LOUDON, N.H. — Kyle Busch needed some OT to grab that checkered flag.
Once he did, he bowed twice to the crowd.
He could have done it one more time — one for each green-white-checkered finish he needed to survive to win at New Hampshire Motor Speedway.
Busch dominated in regulation, then proved he had the car to beat in three attempts of NASCAR’s version of overtime to win the Nationwide Series race.
Busch needed to drive 213 laps of a scheduled 200-lap race to win his seventh race of the season. He snapped a four-race winless streak and won his 58th career Nationwide race.
He had enough fuel left in the tank to win from the pole for the fourth time this season.
Busch then used it all up with one big burnout.
“We didn’t want to have those late restarts,” Busch said. “We felt like we had just enough fuel to make it to the end.”
Who knew they’d need every drop?
The bonus racing stretched just about every car on the track. Not everyone made it.
Brian Vickers ran out of gas just as he crossed the finish line. Busch pitted for the final time two laps after Vickers, on lap 119. He tried to conserve fuel through various methods and pad his stats for total laps led. He passed the 12,000 mark in career laps led and has 12,085 now.
“It’s just about being out front and setting your own pace,” Busch said. “It’s kind of like minding your own business. I like everyone away from me and to be doing my own thing.”

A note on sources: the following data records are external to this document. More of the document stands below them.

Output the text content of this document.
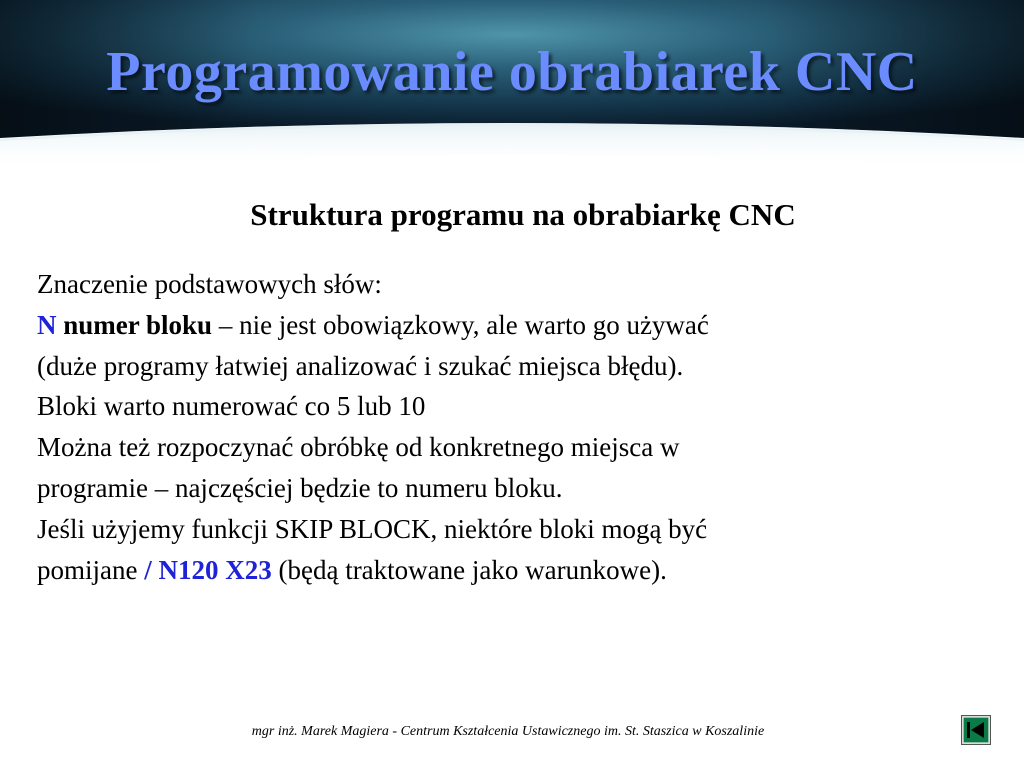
Programowanie obrabiarek CNC
Struktura programu na obrabiarkę CNC
Znaczenie podstawowych słów:
N numer bloku – nie jest obowiązkowy, ale warto go używać
(duże programy łatwiej analizować i szukać miejsca błędu).
Bloki warto numerować co 5 lub 10
Można też rozpoczynać obróbkę od konkretnego miejsca w
programie – najczęściej będzie to numeru bloku.
Jeśli użyjemy funkcji SKIP BLOCK, niektóre bloki mogą być
pomijane / N120 X23 (będą traktowane jako warunkowe).

mgr inż. Marek Magiera - Centrum Kształcenia Ustawicznego im. St. Staszica w Koszalinie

Joe Gibbs Racing drivers Busch (141), Vickers (63) and Matt Kenseth (nine) led every lap in the race.
Vickers was second and Austin Dillon third. Brian Scott and Michael Annett round out the top five.
“Finally, nothing stupid happened and we kept our nose clean and brought home a top-five,” Annett said.
Nothing stupid, just wild.
Busch had been the car to beat and seemed like he could put the No. 54 Toyota on cruise control heading into Victory Lane.
Then the real fun started.
Chad Hackenbracht spun out with two laps left of the scheduled finish, setting up the first G-W-C.
No sooner did they restart, than Landon Cassill ran out of fuel and stalled on the track. The caution came out and Mike Wallace pushed Cassill out of the way.
There was a four-car wreck on lap 206 that brought out the caution flag yet again. Parker Kligerman’s car was stuck in the infield mud for a bit after the accident.
Elliott Sadler then spun on the lap 212 but, this time, the caution did not come out and Busch finally pulled away for good.